Cuando Jesús declara: “En la casa de mi Padre hay muchas moradas”, la tradición católica ha visto una afirmación de la diversidad de grados de gloria en el cielo, según la medida de caridad de cada alma. Tomás de Aquino explica que todos los bienaventurados participan de la misma visión de Dios, pero no con la misma intensidad. Así, las “moradas” no dividen la comunión, sino que manifiestan la riqueza de la gracia.

La afirmación central —“Yo soy el camino, la verdad y la vida”— condensa una cristología total. Cristo es camino en cuanto hombre, porque nos muestra cómo vivir; es verdad en cuanto Dios, porque revela plenamente al Padre; y es vida porque comunica la gracia que vivifica el alma. Según Tomás de Aquino, en esta triple expresión se unen mediación y divinidad: no solo indica el camino, sino que Él mismo es el término al que se llega.

Cuando Felipe pide: “Muéstranos al Padre”, Jesús responde con una revelación decisiva: “Quien me ha visto a mí, ha visto al Padre”. Aquí se expresa la unidad de naturaleza entre el Hijo y el Padre, fundamento del dogma trinitario. La teología católica afirma que en Cristo habita la plenitud de la divinidad; no es un simple enviado, sino Dios verdadero de Dios verdadero. Tomás de Aquino subraya que el conocimiento visible de Cristo conduce al conocimiento invisible del Padre, porque comparten la misma esencia.

Finalmente, el texto culmina con una promesa sorprendente: “El que cree en mí hará las obras que yo hago, y aún mayores”. Esto no significa una superioridad del discípulo sobre Cristo, sino la extensión de su obra mediante la Iglesia. En la doctrina católica, esta promesa se realiza sacramentalmente y en la misión evangelizadora: Cristo actúa en sus miembros. Tomás de Aquino interpreta que las “obras mayores” se refieren a la conversión de las almas y a la difusión universal de la gracia, algo que, históricamente, supera en extensión el ministerio terrenal de Jesús.

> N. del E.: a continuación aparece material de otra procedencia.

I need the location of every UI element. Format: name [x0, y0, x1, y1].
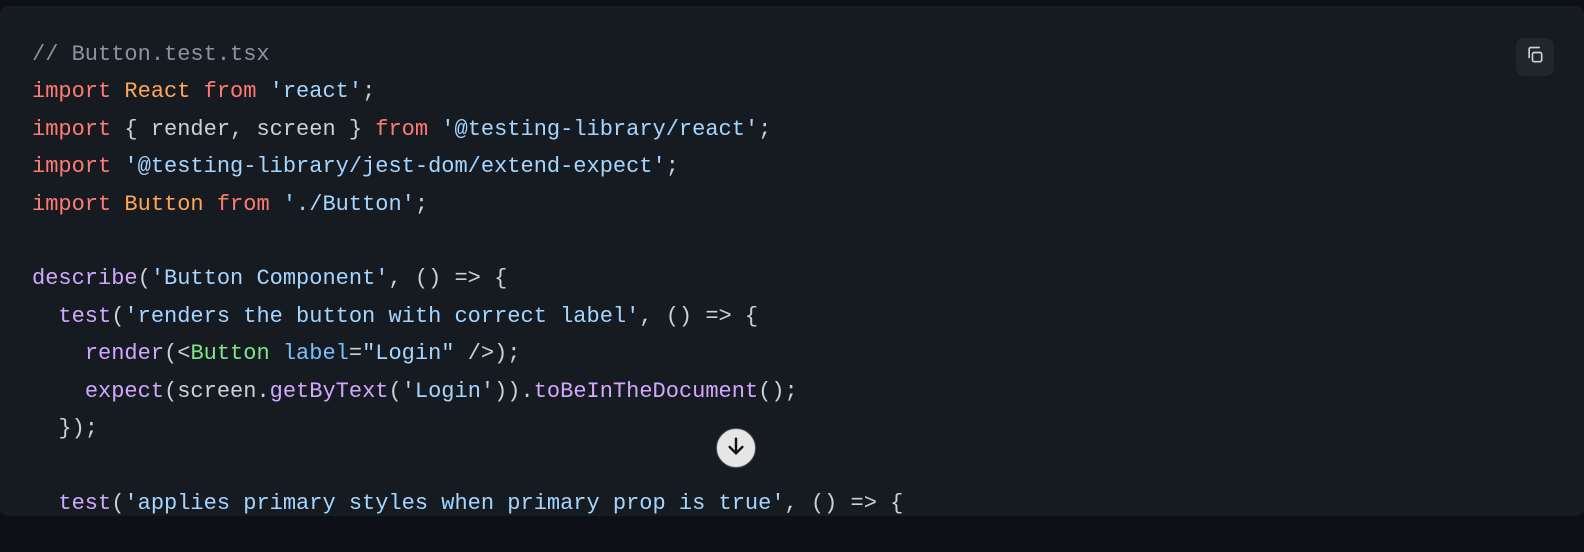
code-punct: ( — [111, 304, 124, 329]
code-punct: , () => { — [785, 491, 904, 516]
code-punct: (); — [758, 379, 798, 404]
code-jsx-component: Button — [190, 341, 269, 366]
code-function: describe — [32, 266, 138, 291]
code-indent — [32, 491, 58, 516]
code-string: '@testing-library/jest-dom/extend-expect… — [124, 154, 665, 179]
code-identifier: Button — [124, 192, 203, 217]
code-content: // Button.test.tsx import React from 're… — [0, 6, 1584, 552]
copy-button[interactable] — [1516, 38, 1554, 76]
code-punct: } — [336, 117, 376, 142]
code-punct: , () => { — [639, 304, 758, 329]
code-string: '@testing-library/react' — [441, 117, 758, 142]
code-string: 'react' — [270, 79, 362, 104]
code-punct: = — [349, 341, 362, 366]
code-punct: ( — [388, 379, 401, 404]
code-string: 'applies primary styles when primary pro… — [124, 491, 784, 516]
code-punct: /> — [455, 341, 495, 366]
copy-icon — [1525, 45, 1545, 70]
code-function: expect — [85, 379, 164, 404]
code-space — [270, 341, 283, 366]
code-punct: ; — [666, 154, 679, 179]
code-punct: ( — [138, 266, 151, 291]
code-comment: // Button.test.tsx — [32, 42, 270, 67]
code-keyword: import — [32, 79, 111, 104]
code-punct: ); — [494, 341, 520, 366]
code-identifier: React — [124, 79, 190, 104]
code-keyword: import — [32, 117, 111, 142]
code-indent — [32, 341, 85, 366]
code-punct: )). — [494, 379, 534, 404]
code-punct: ( — [111, 491, 124, 516]
code-keyword: from — [375, 117, 428, 142]
code-punct: ; — [758, 117, 771, 142]
code-string: 'Button Component' — [151, 266, 389, 291]
code-indent — [32, 379, 85, 404]
code-punct: , () => { — [388, 266, 507, 291]
code-keyword: import — [32, 192, 111, 217]
code-keyword: from — [204, 79, 257, 104]
code-punct: ( — [164, 341, 177, 366]
code-string: "Login" — [362, 341, 454, 366]
code-string: 'Login' — [402, 379, 494, 404]
code-function: getByText — [270, 379, 389, 404]
code-block-container: // Button.test.tsx import React from 're… — [0, 6, 1584, 516]
arrow-down-icon — [725, 435, 747, 462]
code-punct: ; — [362, 79, 375, 104]
scroll-down-button[interactable] — [716, 428, 756, 468]
code-indent — [32, 416, 58, 441]
code-function: render — [85, 341, 164, 366]
code-string: 'renders the button with correct label' — [124, 304, 639, 329]
code-identifier: render, screen — [151, 117, 336, 142]
code-punct: ; — [415, 192, 428, 217]
code-function: test — [58, 304, 111, 329]
code-keyword: from — [217, 192, 270, 217]
code-punct: }); — [58, 416, 98, 441]
code-keyword: import — [32, 154, 111, 179]
code-punct: (screen. — [164, 379, 270, 404]
code-jsx-attr: label — [283, 341, 349, 366]
code-punct: < — [177, 341, 190, 366]
code-string: './Button' — [283, 192, 415, 217]
code-function: toBeInTheDocument — [534, 379, 758, 404]
code-function: test — [58, 491, 111, 516]
code-indent — [32, 304, 58, 329]
code-punct: { — [111, 117, 151, 142]
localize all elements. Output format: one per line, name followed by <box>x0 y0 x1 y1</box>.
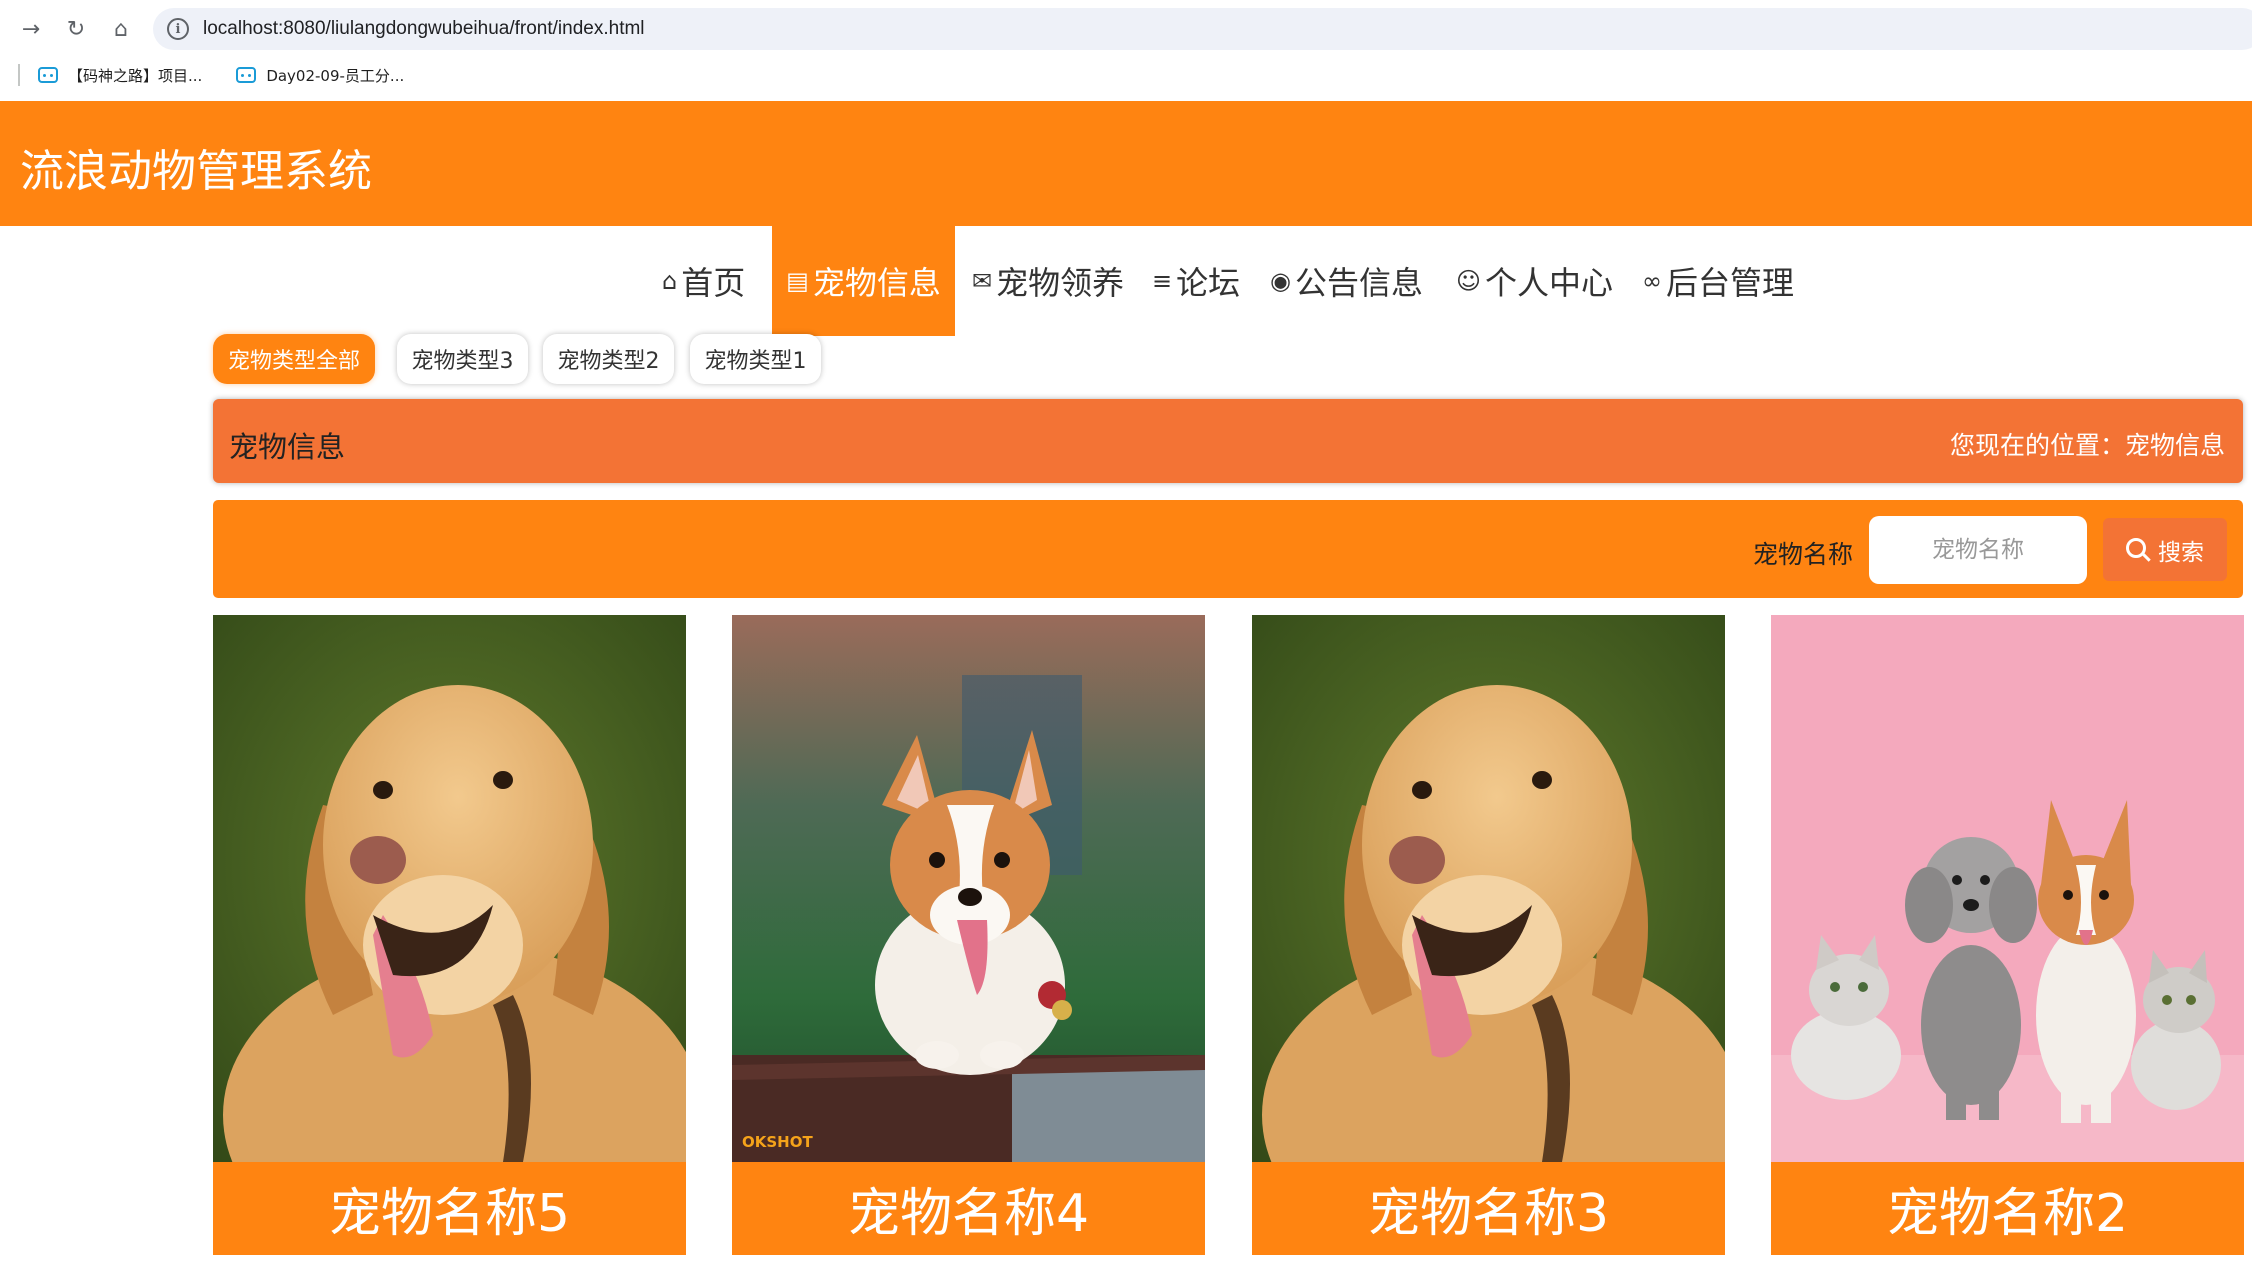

En conjunto, Juan 14, 1-12 no es solo un discurso de despedida, sino una síntesis del misterio cristiano: creer en Cristo es entrar en el camino que conduce al Padre, participar de la verdad divina y recibir la vida que no termina. Es una invitación a que el corazón deje de apoyarse en lo efímero y repose, finalmente, en Dios.